Got my dividends posted today, & virtually all of them were identified as "payment in lieu of dividend", meaning that virtually all of my shares have been loaned to someone else & sold short.
Is it time we all switch our ANH to our cash accounts?
I just want to understand the logic. Apparently there is none.
I can neither make it easier nor harder for shorts to do anything. Neither can you.
So, I guess you just hate shorts and are fruitlessly trying to exercise control over them. Have fun.
Why are you so concerned with my worries?
Do you have a personal interest in making it easier for shorts to avoid covering?
OLD short data may be less relevant than recent experience. The short percentage may be misleading if a significant percentage of shares are held in IRA accounts and not available to shorts.
"If a high percentage of my shares have been shorted, then a high percentage of AVAILABLE shares may have been shorted."
Not really. The assignment is up to the broker and not necessarily evenly distributed. Between dividend dates, the broker meets his obligation if he holds enough long positions to offset the shorts. When the dividend is paid he makes the dividend assignment by whatever algorithm is convenient.
According to YAHOO: Short % of Float (as of 7-Apr-04): 1.95%
That is not a majority.
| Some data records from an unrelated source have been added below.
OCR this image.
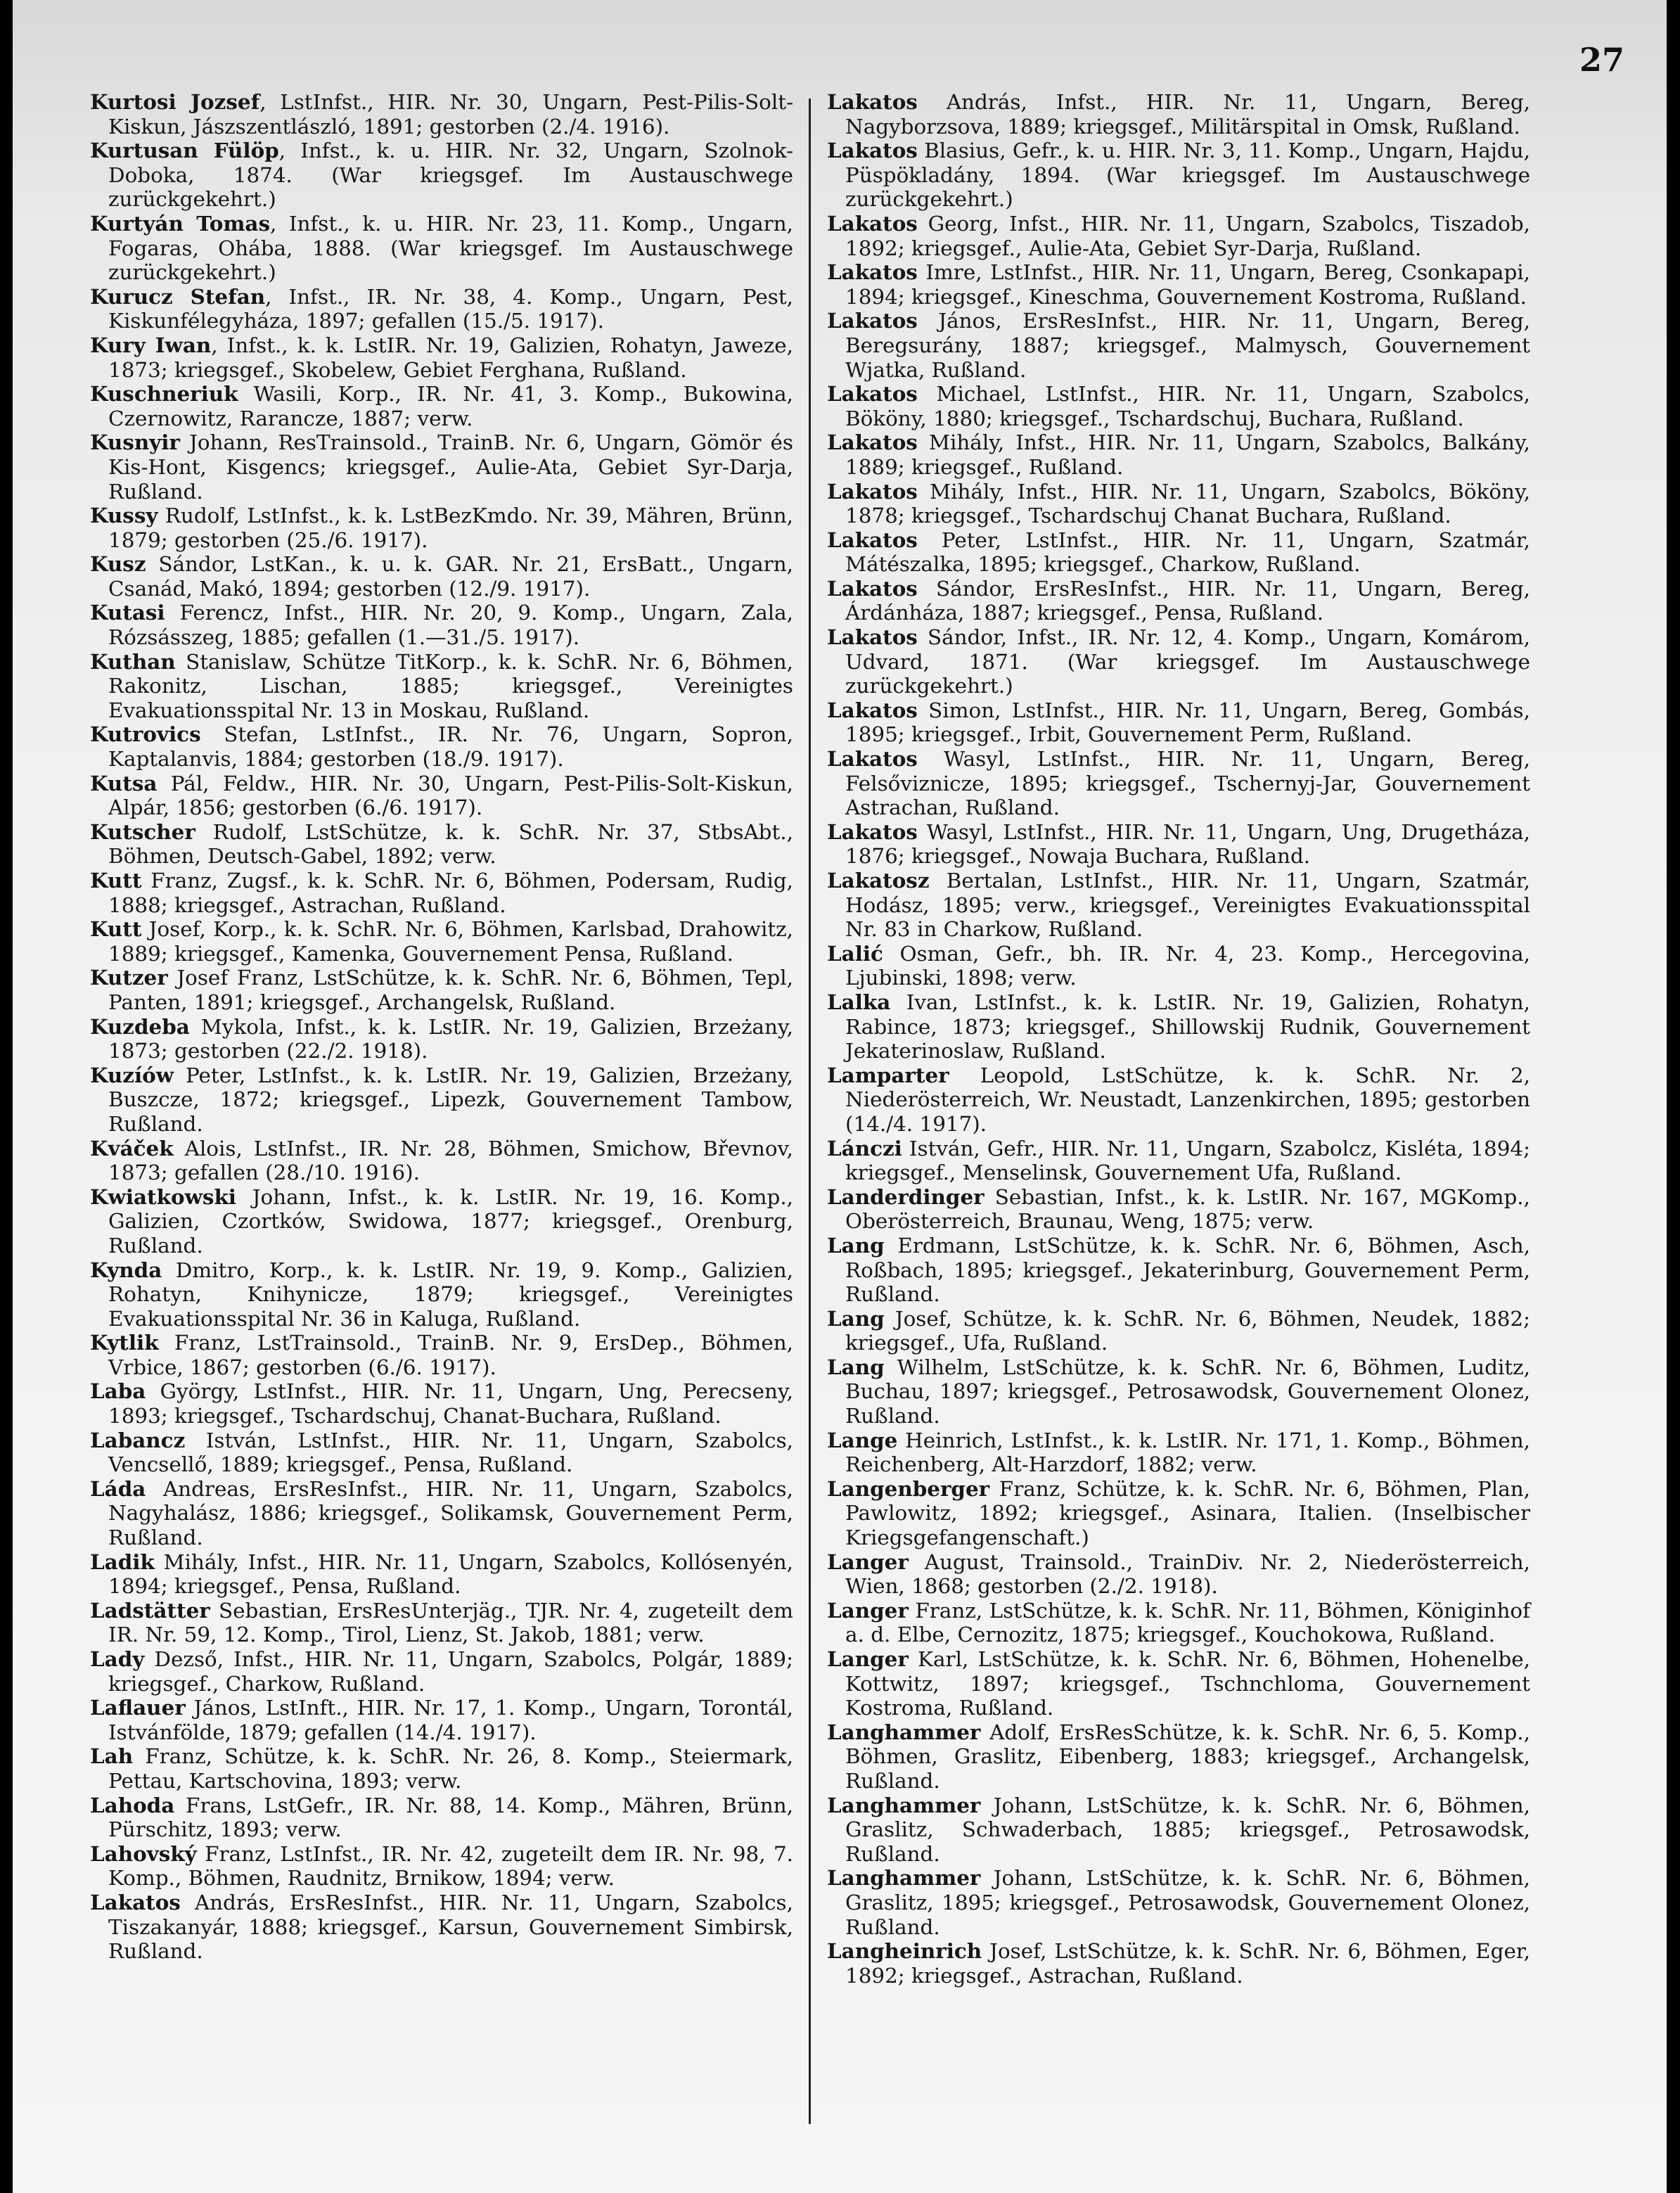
27

Kurtosi Jozsef, LstInfst., HIR. Nr. 30, Ungarn, Pest-Pilis-Solt-Kiskun, Jászszentlászló, 1891; gestorben (2./4. 1916).

Kurtusan Fülöp, Infst., k. u. HIR. Nr. 32, Ungarn, Szolnok-Doboka, 1874. (War kriegsgef. Im Austauschwege zurückgekehrt.)

Kurtyán Tomas, Infst., k. u. HIR. Nr. 23, 11. Komp., Ungarn, Fogaras, Ohába, 1888. (War kriegsgef. Im Austauschwege zurückgekehrt.)

Kurucz Stefan, Infst., IR. Nr. 38, 4. Komp., Ungarn, Pest, Kiskunfélegyháza, 1897; gefallen (15./5. 1917).

Kury Iwan, Infst., k. k. LstIR. Nr. 19, Galizien, Rohatyn, Jaweze, 1873; kriegsgef., Skobelew, Gebiet Ferghana, Rußland.

Kuschneriuk Wasili, Korp., IR. Nr. 41, 3. Komp., Bukowina, Czernowitz, Rarancze, 1887; verw.

Kusnyir Johann, ResTrainsold., TrainB. Nr. 6, Ungarn, Gömör és Kis-Hont, Kisgencs; kriegsgef., Aulie-Ata, Gebiet Syr-Darja, Rußland.

Kussy Rudolf, LstInfst., k. k. LstBezKmdo. Nr. 39, Mähren, Brünn, 1879; gestorben (25./6. 1917).

Kusz Sándor, LstKan., k. u. k. GAR. Nr. 21, ErsBatt., Ungarn, Csanád, Makó, 1894; gestorben (12./9. 1917).

Kutasi Ferencz, Infst., HIR. Nr. 20, 9. Komp., Ungarn, Zala, Rózsásszeg, 1885; gefallen (1.—31./5. 1917).

Kuthan Stanislaw, Schütze TitKorp., k. k. SchR. Nr. 6, Böhmen, Rakonitz, Lischan, 1885; kriegsgef., Vereinigtes Evakuationsspital Nr. 13 in Moskau, Rußland.

Kutrovics Stefan, LstInfst., IR. Nr. 76, Ungarn, Sopron, Kaptalanvis, 1884; gestorben (18./9. 1917).

Kutsa Pál, Feldw., HIR. Nr. 30, Ungarn, Pest-Pilis-Solt-Kiskun, Alpár, 1856; gestorben (6./6. 1917).

Kutscher Rudolf, LstSchütze, k. k. SchR. Nr. 37, StbsAbt., Böhmen, Deutsch-Gabel, 1892; verw.

Kutt Franz, Zugsf., k. k. SchR. Nr. 6, Böhmen, Podersam, Rudig, 1888; kriegsgef., Astrachan, Rußland.

Kutt Josef, Korp., k. k. SchR. Nr. 6, Böhmen, Karlsbad, Drahowitz, 1889; kriegsgef., Kamenka, Gouvernement Pensa, Rußland.

Kutzer Josef Franz, LstSchütze, k. k. SchR. Nr. 6, Böhmen, Tepl, Panten, 1891; kriegsgef., Archangelsk, Rußland.

Kuzdeba Mykola, Infst., k. k. LstIR. Nr. 19, Galizien, Brzeżany, 1873; gestorben (22./2. 1918).

Kuzíów Peter, LstInfst., k. k. LstIR. Nr. 19, Galizien, Brzeżany, Buszcze, 1872; kriegsgef., Lipezk, Gouvernement Tambow, Rußland.

Kváček Alois, LstInfst., IR. Nr. 28, Böhmen, Smichow, Břevnov, 1873; gefallen (28./10. 1916).

Kwiatkowski Johann, Infst., k. k. LstIR. Nr. 19, 16. Komp., Galizien, Czortków, Swidowa, 1877; kriegsgef., Orenburg, Rußland.

Kynda Dmitro, Korp., k. k. LstIR. Nr. 19, 9. Komp., Galizien, Rohatyn, Knihynicze, 1879; kriegsgef., Vereinigtes Evakuationsspital Nr. 36 in Kaluga, Rußland.

Kytlik Franz, LstTrainsold., TrainB. Nr. 9, ErsDep., Böhmen, Vrbice, 1867; gestorben (6./6. 1917).

Laba György, LstInfst., HIR. Nr. 11, Ungarn, Ung, Perecseny, 1893; kriegsgef., Tschardschuj, Chanat-Buchara, Rußland.

Labancz István, LstInfst., HIR. Nr. 11, Ungarn, Szabolcs, Vencsellő, 1889; kriegsgef., Pensa, Rußland.

Láda Andreas, ErsResInfst., HIR. Nr. 11, Ungarn, Szabolcs, Nagyhalász, 1886; kriegsgef., Solikamsk, Gouvernement Perm, Rußland.

Ladik Mihály, Infst., HIR. Nr. 11, Ungarn, Szabolcs, Kollósenyén, 1894; kriegsgef., Pensa, Rußland.

Ladstätter Sebastian, ErsResUnterjäg., TJR. Nr. 4, zugeteilt dem IR. Nr. 59, 12. Komp., Tirol, Lienz, St. Jakob, 1881; verw.

Lady Dezső, Infst., HIR. Nr. 11, Ungarn, Szabolcs, Polgár, 1889; kriegsgef., Charkow, Rußland.

Laflauer János, LstInft., HIR. Nr. 17, 1. Komp., Ungarn, Torontál, Istvánfölde, 1879; gefallen (14./4. 1917).

Lah Franz, Schütze, k. k. SchR. Nr. 26, 8. Komp., Steiermark, Pettau, Kartschovina, 1893; verw.

Lahoda Frans, LstGefr., IR. Nr. 88, 14. Komp., Mähren, Brünn, Pürschitz, 1893; verw.

Lahovský Franz, LstInfst., IR. Nr. 42, zugeteilt dem IR. Nr. 98, 7. Komp., Böhmen, Raudnitz, Brnikow, 1894; verw.

Lakatos András, ErsResInfst., HIR. Nr. 11, Ungarn, Szabolcs, Tiszakanyár, 1888; kriegsgef., Karsun, Gouvernement Simbirsk, Rußland.

Lakatos András, Infst., HIR. Nr. 11, Ungarn, Bereg, Nagyborzsova, 1889; kriegsgef., Militärspital in Omsk, Rußland.

Lakatos Blasius, Gefr., k. u. HIR. Nr. 3, 11. Komp., Ungarn, Hajdu, Püspökladány, 1894. (War kriegsgef. Im Austauschwege zurückgekehrt.)

Lakatos Georg, Infst., HIR. Nr. 11, Ungarn, Szabolcs, Tiszadob, 1892; kriegsgef., Aulie-Ata, Gebiet Syr-Darja, Rußland.

Lakatos Imre, LstInfst., HIR. Nr. 11, Ungarn, Bereg, Csonkapapi, 1894; kriegsgef., Kineschma, Gouvernement Kostroma, Rußland.

Lakatos János, ErsResInfst., HIR. Nr. 11, Ungarn, Bereg, Beregsurány, 1887; kriegsgef., Malmysch, Gouvernement Wjatka, Rußland.

Lakatos Michael, LstInfst., HIR. Nr. 11, Ungarn, Szabolcs, Bököny, 1880; kriegsgef., Tschardschuj, Buchara, Rußland.

Lakatos Mihály, Infst., HIR. Nr. 11, Ungarn, Szabolcs, Balkány, 1889; kriegsgef., Rußland.

Lakatos Mihály, Infst., HIR. Nr. 11, Ungarn, Szabolcs, Bököny, 1878; kriegsgef., Tschardschuj Chanat Buchara, Rußland.

Lakatos Peter, LstInfst., HIR. Nr. 11, Ungarn, Szatmár, Mátészalka, 1895; kriegsgef., Charkow, Rußland.

Lakatos Sándor, ErsResInfst., HIR. Nr. 11, Ungarn, Bereg, Árdánháza, 1887; kriegsgef., Pensa, Rußland.

Lakatos Sándor, Infst., IR. Nr. 12, 4. Komp., Ungarn, Komárom, Udvard, 1871. (War kriegsgef. Im Austauschwege zurückgekehrt.)

Lakatos Simon, LstInfst., HIR. Nr. 11, Ungarn, Bereg, Gombás, 1895; kriegsgef., Irbit, Gouvernement Perm, Rußland.

Lakatos Wasyl, LstInfst., HIR. Nr. 11, Ungarn, Bereg, Felsővizniczе, 1895; kriegsgef., Tschernyj-Jar, Gouvernement Astrachan, Rußland.

Lakatos Wasyl, LstInfst., HIR. Nr. 11, Ungarn, Ung, Drugetháza, 1876; kriegsgef., Nowaja Buchara, Rußland.

Lakatosz Bertalan, LstInfst., HIR. Nr. 11, Ungarn, Szatmár, Hodász, 1895; verw., kriegsgef., Vereinigtes Evakuationsspital Nr. 83 in Charkow, Rußland.

Lalić Osman, Gefr., bh. IR. Nr. 4, 23. Komp., Hercegovina, Ljubinski, 1898; verw.

Lalka Ivan, LstInfst., k. k. LstIR. Nr. 19, Galizien, Rohatyn, Rabince, 1873; kriegsgef., Shillowskij Rudnik, Gouvernement Jekaterinoslaw, Rußland.

Lamparter Leopold, LstSchütze, k. k. SchR. Nr. 2, Niederösterreich, Wr. Neustadt, Lanzenkirchen, 1895; gestorben (14./4. 1917).

Lánczi István, Gefr., HIR. Nr. 11, Ungarn, Szabolcz, Kisléta, 1894; kriegsgef., Menselinsk, Gouvernement Ufa, Rußland.

Landerdinger Sebastian, Infst., k. k. LstIR. Nr. 167, MGKomp., Oberösterreich, Braunau, Weng, 1875; verw.

Lang Erdmann, LstSchütze, k. k. SchR. Nr. 6, Böhmen, Asch, Roßbach, 1895; kriegsgef., Jekaterinburg, Gouvernement Perm, Rußland.

Lang Josef, Schütze, k. k. SchR. Nr. 6, Böhmen, Neudek, 1882; kriegsgef., Ufa, Rußland.

Lang Wilhelm, LstSchütze, k. k. SchR. Nr. 6, Böhmen, Luditz, Buchau, 1897; kriegsgef., Petrosawodsk, Gouvernement Olonez, Rußland.

Lange Heinrich, LstInfst., k. k. LstIR. Nr. 171, 1. Komp., Böhmen, Reichenberg, Alt-Harzdorf, 1882; verw.

Langenberger Franz, Schütze, k. k. SchR. Nr. 6, Böhmen, Plan, Pawlowitz, 1892; kriegsgef., Asinara, Italien. (Inselbischer Kriegsgefangenschaft.)

Langer August, Trainsold., TrainDiv. Nr. 2, Niederösterreich, Wien, 1868; gestorben (2./2. 1918).

Langer Franz, LstSchütze, k. k. SchR. Nr. 11, Böhmen, Königinhof a. d. Elbe, Cernozitz, 1875; kriegsgef., Kouchokowa, Rußland.

Langer Karl, LstSchütze, k. k. SchR. Nr. 6, Böhmen, Hohenelbe, Kottwitz, 1897; kriegsgef., Tschnchloma, Gouvernement Kostroma, Rußland.

Langhammer Adolf, ErsResSchütze, k. k. SchR. Nr. 6, 5. Komp., Böhmen, Graslitz, Eibenberg, 1883; kriegsgef., Archangelsk, Rußland.

Langhammer Johann, LstSchütze, k. k. SchR. Nr. 6, Böhmen, Graslitz, Schwaderbach, 1885; kriegsgef., Petrosawodsk, Rußland.

Langhammer Johann, LstSchütze, k. k. SchR. Nr. 6, Böhmen, Graslitz, 1895; kriegsgef., Petrosawodsk, Gouvernement Olonez, Rußland.

Langheinrich Josef, LstSchütze, k. k. SchR. Nr. 6, Böhmen, Eger, 1892; kriegsgef., Astrachan, Rußland.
Therefore, there is no relationship between assignment (since your's is large) and the percentage of available shares that have been shorted (since that is small). Or, you are the majority holder for your broker. How likely is that?
Still you haven't answered the question: What's it to you? As you can see: Any attempt you make to impact the number of short positions has, at best, a nominal impact. Why bother yourself with it?
If a high percentage of my shares have been shorted, then a high percentage of AVAILABLE shares may have been shorted. (Shares held in IRA's should not be available for shorting.)
Heavy shorting of a stock does drive the price down. When those shorts cover, the price is driven upward.
Your broker must have sufficient shares in aggregate. As long as the barker has any shares to cover the short there will be no impact.
But you have not answered the bottom line: What's it to you? Why do you care? It's no skin off you nose. Why waste the energy worrying about nothing? I really see no benefit in worrying about it.
I didn't say SELL. A transfer from a margin account (where your shares are available to shorts) to a cash account (where they are not supposed to be available) is merely a bookkeeping entry at your broker. The only cost of the transfer is that you can not borrow funds against stocks held in the cash account.